Traveler didn’t seem to mind when I excused myself from his company and slid out through the canvas flap. More stars than I had ever seen twinkled overhead. Were it not for the clouds of smoke wafting into the moonlight in the direction of Leone, it might well have been the most fantastic view I’d ever experienced. Gentle, warm breezes filled the air with just a hint of the ocean, adding just enough unexpectedness to the night to truly take my breath away.
There was no way I couldn’t compare it to Chicago, and what I’d left behind. I wasn’t sure, just right then, that I’d been cursed in the traditional sense when I was brought here. While this place had its dangers, it was also truly stunning.
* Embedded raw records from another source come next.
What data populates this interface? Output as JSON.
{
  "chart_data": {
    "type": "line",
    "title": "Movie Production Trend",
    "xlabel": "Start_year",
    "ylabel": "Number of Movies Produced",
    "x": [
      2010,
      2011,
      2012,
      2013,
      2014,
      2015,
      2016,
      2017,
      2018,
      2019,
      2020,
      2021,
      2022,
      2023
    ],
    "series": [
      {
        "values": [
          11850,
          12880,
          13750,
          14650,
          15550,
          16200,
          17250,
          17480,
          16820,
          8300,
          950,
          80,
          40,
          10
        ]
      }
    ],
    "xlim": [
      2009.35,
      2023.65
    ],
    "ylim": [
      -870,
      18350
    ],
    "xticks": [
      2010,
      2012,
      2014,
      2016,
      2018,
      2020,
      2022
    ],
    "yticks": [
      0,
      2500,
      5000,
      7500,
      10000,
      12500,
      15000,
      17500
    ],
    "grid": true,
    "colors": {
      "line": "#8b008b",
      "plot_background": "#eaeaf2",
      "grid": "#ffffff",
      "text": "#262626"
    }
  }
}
I didn’t stop to wonder about the red flashes amongst the trees far below, the silhouette of a woman on a broom that seemed to cross in front of the full moon, or the cackles and roars that accompanied both.
After all, I seemed to be wondering about everything.
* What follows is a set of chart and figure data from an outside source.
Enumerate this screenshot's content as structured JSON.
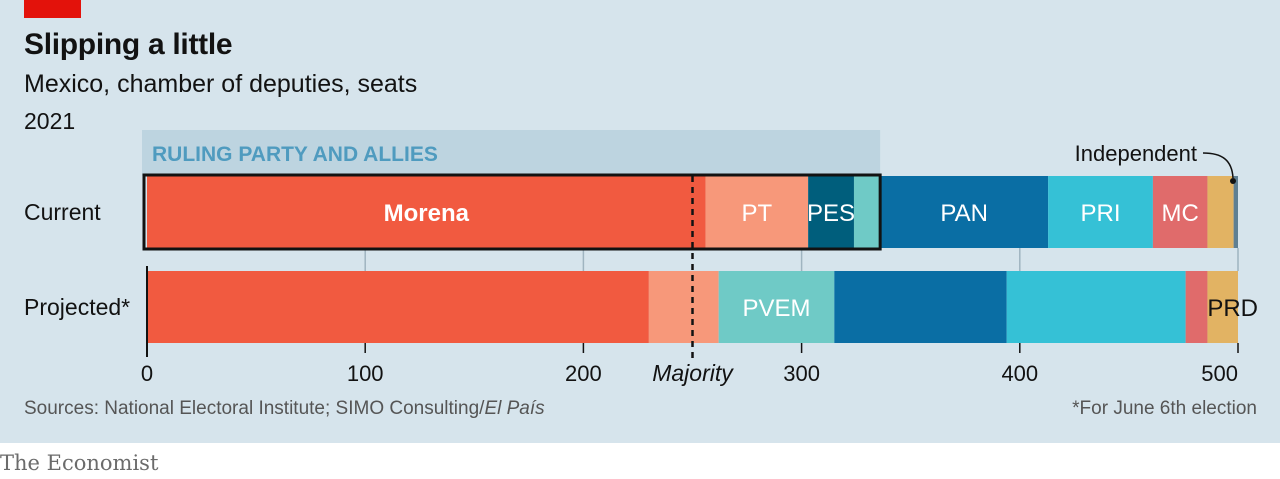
{
  "header": {
    "title": "Slipping a little",
    "subtitle": "Mexico, chamber of deputies, seats",
    "year": "2021"
  },
  "footer": {
    "sources_prefix": "Sources: National Electoral Institute; SIMO Consulting/",
    "sources_italic": "El País",
    "footnote": "*For June 6th election",
    "brand": "The Economist"
  },
  "chart_data": {
    "type": "bar",
    "orientation": "horizontal-stacked",
    "xlim": [
      0,
      500
    ],
    "xticks": [
      0,
      100,
      200,
      300,
      400,
      500
    ],
    "grid": true,
    "categories": [
      "Current",
      "Projected*"
    ],
    "series": [
      {
        "name": "Morena",
        "color": "#f15a40",
        "values": [
          256,
          230
        ]
      },
      {
        "name": "PT",
        "color": "#f7987a",
        "values": [
          47,
          32
        ]
      },
      {
        "name": "PES",
        "color": "#005e7c",
        "values": [
          21,
          0
        ]
      },
      {
        "name": "PVEM",
        "color": "#6fcac6",
        "values": [
          12,
          53
        ]
      },
      {
        "name": "PAN",
        "color": "#0a6ea4",
        "values": [
          77,
          79
        ]
      },
      {
        "name": "PRI",
        "color": "#35c1d6",
        "values": [
          48,
          82
        ]
      },
      {
        "name": "MC",
        "color": "#e06b6b",
        "values": [
          25,
          10
        ]
      },
      {
        "name": "PRD",
        "color": "#e2b363",
        "values": [
          12,
          14
        ]
      },
      {
        "name": "Independent",
        "color": "#5f7f92",
        "values": [
          2,
          0
        ]
      }
    ],
    "ruling_alliance_label": "RULING PARTY AND ALLIES",
    "ruling_alliance_total": 336,
    "majority": {
      "label": "Majority",
      "value": 250
    },
    "annotations": {
      "independent": "Independent"
    }
  }
}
“It is a question, isn’t it?” Traveler asked. I hadn’t noticed him moving up beside me.
“What to hope for? Where to go? It’s not a question, Traveler. It’s the question.”
“We’ll sleep soon, because that’s what we humans do. I have a cot for you – I have everything you need. As you lie down, I’ll remind you that when you dream, for a while, you lose the ability to decide where you are. You go only where your mind takes you through the stream of your own consciousness. It is, after all, what we humans do.”
“You’re a confusing fellow, you know that?”
He smiled. “It’s what we humans do, Francesca.”
“You also make it sound like it’s as easy as me just deciding who I want to be when I wake up.”
“There are limitations, of course, but how can you deny that deciding how to live your life is as easy as making the decision of which life to pursue when you open your eyes?”
“I never, ever, wanted to be anywhere other than where I was until I found myself in this place."
“Staying here isn’t without its dangers. Neither is living elsewhere. Decide with your dreams, Francesca.”
“You’re the Wizard of the Mountains.” It wasn’t a question.
“Did you really need a wizard, or just to believe in your own dreams?”